Although antibody-based treatments directed against tumor necrosis factor (TNF) have demonstrated efficacy in moderate-to-severe Crohn’s disease (CD), the treatment is ineffective in many patients.
“Up to 50% of patients experience primary non-response and more than 50% can lose response over time to anti-TNF maintenance therapy,” Silvio Danese, MD, of the Gastrointestinal Lab and IBD Unit at Humanitas Clinical and Research Center and Humanitas University in Milan, Italy, and colleagues wrote. “This leaves a significant unmet need in the treatment of non-responsive patients, particularly after therapy with anti-TNF antibodies.”
In this pair of multicenter phase 2 trials (ANDANTE I and II), Danese and colleagues evaluated the efficacy of PF-04236921, which targets IL-6, a cytokine with multiple pro-inflammatory effects, in patients with CD.
They randomly assigned 249 patients with moderate-to-severe CD for whom at least one anti-TNF therapy failed to receive 10 mg, 50 mg or 200 mg doses of PF-04236921 by subcutaneous injection or placebo on days 1 and 28 of a 12-week treatment period. They discontinued the 200-mg dose due to safety findings in another study, and excluded that group from the primary efficacy analysis.

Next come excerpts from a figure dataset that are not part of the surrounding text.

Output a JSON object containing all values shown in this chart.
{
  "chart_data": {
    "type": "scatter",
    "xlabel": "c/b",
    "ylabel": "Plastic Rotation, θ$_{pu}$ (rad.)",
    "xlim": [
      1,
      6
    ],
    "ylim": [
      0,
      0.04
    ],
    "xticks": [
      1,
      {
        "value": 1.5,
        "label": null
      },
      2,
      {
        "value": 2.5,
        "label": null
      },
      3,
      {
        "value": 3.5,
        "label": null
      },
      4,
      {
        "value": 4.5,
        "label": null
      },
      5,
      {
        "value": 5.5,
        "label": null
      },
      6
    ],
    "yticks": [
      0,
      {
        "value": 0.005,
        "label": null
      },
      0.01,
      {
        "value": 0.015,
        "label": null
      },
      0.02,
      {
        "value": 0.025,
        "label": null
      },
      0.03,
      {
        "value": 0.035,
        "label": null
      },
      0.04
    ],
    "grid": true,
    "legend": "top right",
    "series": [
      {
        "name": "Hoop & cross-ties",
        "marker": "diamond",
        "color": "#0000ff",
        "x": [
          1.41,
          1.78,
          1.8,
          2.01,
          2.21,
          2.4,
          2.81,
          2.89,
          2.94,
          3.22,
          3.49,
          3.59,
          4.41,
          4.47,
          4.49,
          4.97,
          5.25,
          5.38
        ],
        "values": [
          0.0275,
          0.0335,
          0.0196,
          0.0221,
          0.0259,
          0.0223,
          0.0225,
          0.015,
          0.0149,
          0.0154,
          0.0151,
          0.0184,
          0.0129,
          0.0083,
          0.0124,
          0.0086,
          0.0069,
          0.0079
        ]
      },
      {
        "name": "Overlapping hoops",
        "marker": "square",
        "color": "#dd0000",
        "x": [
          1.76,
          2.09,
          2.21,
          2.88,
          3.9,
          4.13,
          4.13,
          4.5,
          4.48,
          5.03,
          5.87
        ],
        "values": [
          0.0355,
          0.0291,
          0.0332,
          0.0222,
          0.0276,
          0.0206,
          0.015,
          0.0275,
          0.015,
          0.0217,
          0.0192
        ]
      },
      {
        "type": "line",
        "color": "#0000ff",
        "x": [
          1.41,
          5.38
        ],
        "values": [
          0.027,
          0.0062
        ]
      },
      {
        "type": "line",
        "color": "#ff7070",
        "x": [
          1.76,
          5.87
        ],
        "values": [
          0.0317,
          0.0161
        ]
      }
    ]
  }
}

Patients in the 50-mg group showed significantly greater clinical response rates (defined as 70-point reduction in Crohn’s Disease Activity Index [CDAI]) compared with placebo at weeks 8 (49.3% vs 30.6%, P < .05) and 12 (47.4% vs. 28.6%, P < .05), which served as the primary endpoint. Additionally, 27.4% of patients in this dose group achieved CDAI remission at week 12 compared with 10.9% of the placebo group, a difference of 16.5% (P < .05).
Although researchers noted improvements in CDAI scores for the 10-mg group they were not significant, and this lower dose did not meet the primary endpoint.
After the induction phase, 191 participants entered the 48-week open-label extension study. Across both studies, the most common treatment emergent adverse events and serious adverse events included worsening of CD, abdominal pain and nasopharyngitis, but investigators noted that GI abscesses and perforations emerged as a safety signal, affecting six patients in the induction trial and 10 patients in the extension study.
The investigators said the results are encouraging in the context of treating patients who do not respond to anti-TNF therapies.
“The overall benefit/risk profile for PF-04236921 appears to be acceptable for the continued development of this treatment in this refractory population,” they wrote. – by Alex Young
Disclosures: These studies were funded by Pfizer. Danese reports he is a speaker, consultant and advisory board member for Abbott Laboratories, AbbVie, Actelion, Alphawasserman, AstraZeneca, Cellerix, Cosmo Pharmaceuticals, Ferring, Genentech, Grunenthal, Hospira, Johnson and Johnson, Merck & Co, Millennium Takeda, Mundipharma, Novo Nordisk, Nycomed, Pharmacosmos, Pfizer, Schering-Plough, UCB Pharma and Vifor. Please see the full study for all other authors’ relevant financial disclosures.